DYNAMICS AND CONTROL OF ENERGY SYSTEMS
Learning outcomes of the course unit
The student will acquire
(i) basic knowledge for the study of the dynamic behavior of energy processes and machines and their control
(ii) tools for dynamic simulation of complex systems
(iii) modeling capabilities of components of systems of different nature, type and configuration. The student will be able to assess the complexity of the model and he will be able to make the appropriate simplification in order to obtain results of adequate accuracy also in relation to that of the available measures for calibration, validation and comparison.
(iv) ability to apply basic knowledge and learned methods for the study of more complex energy systems and more advanced control techniques.
Course contents summary
Introduction to the course. Overview on dynamic modeling and an application to gas turbines.
Introduction to automatic control.
The control strategies. The design of a control system and its requirements.
The dependence of the corrective action to the error (example of steam turbine control).
The level control in a tank: an exercise with Scilab.
Oriented systems. The transfer matrix of dynamic linear time-invariant systems.
Recall of energy systems based on steam-cycle and gas turbines. Cogeneration. Input/output analysis of the boiler.
Input/output analysis of the steam turbine and of the gas turbine. The modulating control and logical/sequential control.
The governor of the steam power plant.
The local control of the boiler and of the turbine in a steam power plant.
The mechanical governor of the gas turbine.
The electronic governor of the gas turbine.
The start up of the gas turbine.
The shutdown of the gas turbine.
Start-up and shutdown of steam power plants.
The control architectures for energy conversion systems: Direct Digital Control and Distributed Control System.
The definition of optimal strategies for the management of an energy system. Example of linear programming applied to a CHP steam power plant.
The mathematical modeling process and its phases.
Classification of models. The role of models in the development of a new product/process.
The state space representation.
Procedure for the development of models in the state space representation.
Analogies between mechanical, electrical, thermal and fluid dynamics domains.
Example of the development of a dynamic model of a calorimeter. Implementation in Matlab, Scilab and OpenModelica.

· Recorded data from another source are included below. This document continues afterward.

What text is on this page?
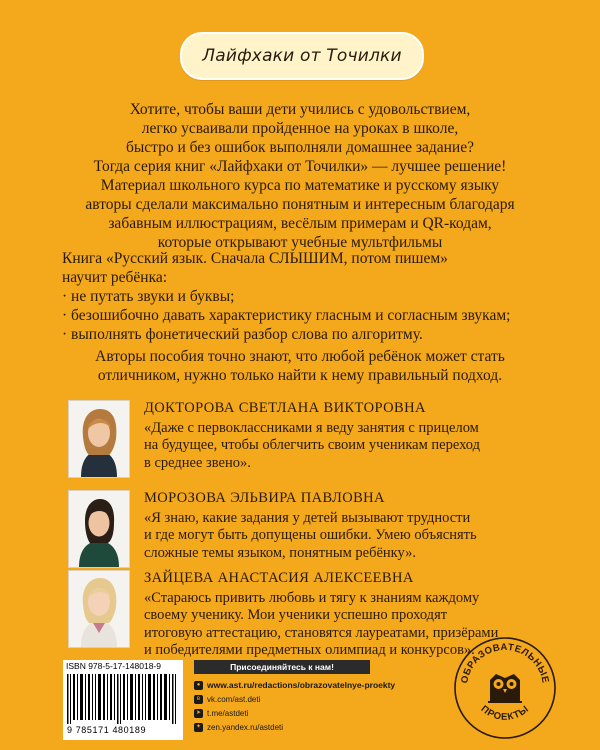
Лайфхаки от Точилки
Хотите, чтобы ваши дети учились с удовольствием,
легко усваивали пройденное на уроках в школе,
быстро и без ошибок выполняли домашнее задание?
Тогда серия книг «Лайфхаки от Точилки» — лучшее решение!
Материал школьного курса по математике и русскому языку
авторы сделали максимально понятным и интересным благодаря
забавным иллюстрациям, весёлым примерам и QR-кодам,
которые открывают учебные мультфильмы
Книга «Русский язык. Сначала СЛЫШИМ, потом пишем»
научит ребёнка:
· не путать звуки и буквы;
· безошибочно давать характеристику гласным и согласным звукам;
· выполнять фонетический разбор слова по алгоритму.
Авторы пособия точно знают, что любой ребёнок может стать
отличником, нужно только найти к нему правильный подход.
ДОКТОРОВА СВЕТЛАНА ВИКТОРОВНА
«Даже с первоклассниками я веду занятия с прицелом
на будущее, чтобы облегчить своим ученикам переход
в среднее звено».
МОРОЗОВА ЭЛЬВИРА ПАВЛОВНА
«Я знаю, какие задания у детей вызывают трудности
и где могут быть допущены ошибки. Умею объяснять
сложные темы языком, понятным ребёнку».
ЗАЙЦЕВА АНАСТАСИЯ АЛЕКСЕЕВНА
«Стараюсь привить любовь и тягу к знаниям каждому
своему ученику. Мои ученики успешно проходят
итоговую аттестацию, становятся лауреатами, призёрами
и победителями предметных олимпиад и конкурсов».
ISBN 978-5-17-148018-9
9 785171 480189
Присоединяйтесь к нам!
● www.ast.ru/redactions/obrazovatelnye-proekty
в vk.com/ast.deti
➤ t.me/astdeti
✦ zen.yandex.ru/astdeti
ОБРАЗОВАТЕЛЬНЫЕ
ПРОЕКТЫ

Introduction to the representation by means of bond graph.
The energy bond and the control bond. The components: source, storage, sink, 0 and 1 junctions, transformer and gyrator.
The concept of causality. Example of a bond graph representation of a ICE test bench.
The linearization of state space models.
Parametric identification of state space models.
The development of a model for the simulation of a gas turbine and its linearization.
Introduction to diagnostic.
Uncertainty analysis of measurements and model results. The validation uncertainty.
Bacchelli, Danielli, Sandrolini, "Dinamica e controllo delle macchine a fluido", Pitagora Editrice
Doebelin, “System Dynamics – Modeling, Analysis, Simulation, Design”, Marcel Dekker Inc.
Brown, “Engineering system dynamics – A Unified Graph-Centered Approach”, Taylor and Francis, 2nd Edition
Ordis et al, "Modelling and simulation of power generation plants", Springer-Verlag
Bruni, Ferrone, "Metodi di stima per il filtraggio e l'identificazione dei sistemi", Aracne Editrice
Kulikov et al, "Dynamic Modelling of Gas Turbines", Springer
Coleman, Steele, "Experimentation, Validation, and Uncertainty Analysis for Engineers", John Wiley & Sons
Assessment methods and criteria
Oral exam consisting in the discussion of a group project and in some questions about the course content. The project is the development of a model of a fluid or thermodynamic system and its implementation in two computing environments to choose from Matlab, Scilab and OpenModelica.